Tout ce qui brille n’est pas or

À près de 2 000$ US, le cours de l’or est à un sommet historique, en hausse de plus de 25% en 2020 et de 50% depuis le début de 2019. Dans le contexte actuel, cet engouement pour l’or n’est pas surprenant. Un grand nombre d’investisseurs – encouragés par des professionnels de l’industrie – considèrent l’or comme une protection contre l’inflation et une valeur refuge en période d’instabilité. Alors que les banques centrales font aller la planche à billets à coups de trilliards de $, on ne peut en effet écarter le risque que, tôt ou tard, on subisse une poussée l’inflationniste. Pour les promoteurs de l’or comme investissement, la question n’est pas de savoir si l’on doit ou non en détenir, mais plutôt quelle proportion du portefeuille y consacrer. L’évolution du cours de l’or depuis 2 ans semble leur donner raison.

Si vous êtes tenté de suivre leur exemple et de vous précipiter chez le numismate du coin ou d’acheter sur l’un des sites en ligne offrant des lingots d’or, nous vous suggérons cependant de considérer ce qui suit.

L’or ne protège pas contre l’inflation

Un des mythes les plus persistants en placement est que l’or constitue une bonne protection contre l’inflation, c’est-à-dire que le cours de l’or monterait en période de forte inflation.
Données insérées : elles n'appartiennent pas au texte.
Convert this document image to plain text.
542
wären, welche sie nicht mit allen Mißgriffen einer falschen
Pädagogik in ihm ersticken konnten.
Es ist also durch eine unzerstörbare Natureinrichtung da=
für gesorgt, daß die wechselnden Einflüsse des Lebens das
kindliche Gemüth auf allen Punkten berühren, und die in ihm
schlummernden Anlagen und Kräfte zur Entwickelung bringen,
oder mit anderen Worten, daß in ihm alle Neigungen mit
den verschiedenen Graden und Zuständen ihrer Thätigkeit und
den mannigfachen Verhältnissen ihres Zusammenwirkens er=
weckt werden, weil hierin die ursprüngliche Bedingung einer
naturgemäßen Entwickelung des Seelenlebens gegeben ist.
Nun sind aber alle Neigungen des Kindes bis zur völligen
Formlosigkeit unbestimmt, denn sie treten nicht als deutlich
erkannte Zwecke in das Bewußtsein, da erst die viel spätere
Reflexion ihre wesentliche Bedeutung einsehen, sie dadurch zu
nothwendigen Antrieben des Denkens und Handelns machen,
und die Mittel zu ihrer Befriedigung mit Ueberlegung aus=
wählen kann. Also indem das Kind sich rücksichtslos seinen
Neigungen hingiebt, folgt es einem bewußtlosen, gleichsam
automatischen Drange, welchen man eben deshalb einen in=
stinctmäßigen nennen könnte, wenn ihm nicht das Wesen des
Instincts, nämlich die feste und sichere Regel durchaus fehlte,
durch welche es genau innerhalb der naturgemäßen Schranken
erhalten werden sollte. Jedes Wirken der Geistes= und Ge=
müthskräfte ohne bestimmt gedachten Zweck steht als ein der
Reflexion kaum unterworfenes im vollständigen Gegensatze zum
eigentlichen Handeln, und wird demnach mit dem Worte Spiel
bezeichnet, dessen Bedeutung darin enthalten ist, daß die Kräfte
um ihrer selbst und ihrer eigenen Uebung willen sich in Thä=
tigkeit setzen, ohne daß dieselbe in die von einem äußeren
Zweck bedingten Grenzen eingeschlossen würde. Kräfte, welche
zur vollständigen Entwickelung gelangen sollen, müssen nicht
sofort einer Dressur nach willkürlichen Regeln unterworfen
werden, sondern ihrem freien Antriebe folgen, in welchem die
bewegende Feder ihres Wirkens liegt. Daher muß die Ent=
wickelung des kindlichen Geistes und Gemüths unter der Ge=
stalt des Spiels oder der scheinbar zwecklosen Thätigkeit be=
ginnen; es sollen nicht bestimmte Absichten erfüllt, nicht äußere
Ce mythe – savamment entretenu par toutes les entreprises qui font le commerce de l’or – trouve sans doute sa source dans les années 1970, alors que le cours de l’or est passé de 35$ US en 1973 à 843$ US en 1980, pendant que l’inflation faisait des ravages.

Cette forte poussée de l’or s’explique essentiellement par l’abandon de l’étalon or (gold standard) par les États-Unis au début des années 1970. Jusqu’alors, le dollar était convertible en or au cours de 35$ l’once. C’est à la même époque que le choc pétrolier a déclenché une forte poussée inflationniste et mené la Federal Reserve américaine à hausser les taux d’intérêt à plus de 20% en 1980.

À partir de son sommet de 843$ atteint en 1980 (graphique 1) cependant, le cours de l’or a chuté de plus de 50% pour atteindre un creux de 297$ en 1982, alors que l’inflation continuait à sévir (plus de 10% en 1980 et 1981 et 6% en 1982). L’investisseur qui a acheté de l’or à son sommet de 1980 a dû attendre plus de 25 ans avant de recouvrer la valeur de son investissement – sans parler du coût de détenir cet or et de l’effet de l’inflation. Ainsi, après avoir augmenté de 22% par année après inflation de 1970 à 1980, l’or a chuté de 8,5% par année de 1980 à 1990 (graphique 2). Celui qui aurait acheté de l’or durant la crise financière de 2008 n’a guère fait mieux.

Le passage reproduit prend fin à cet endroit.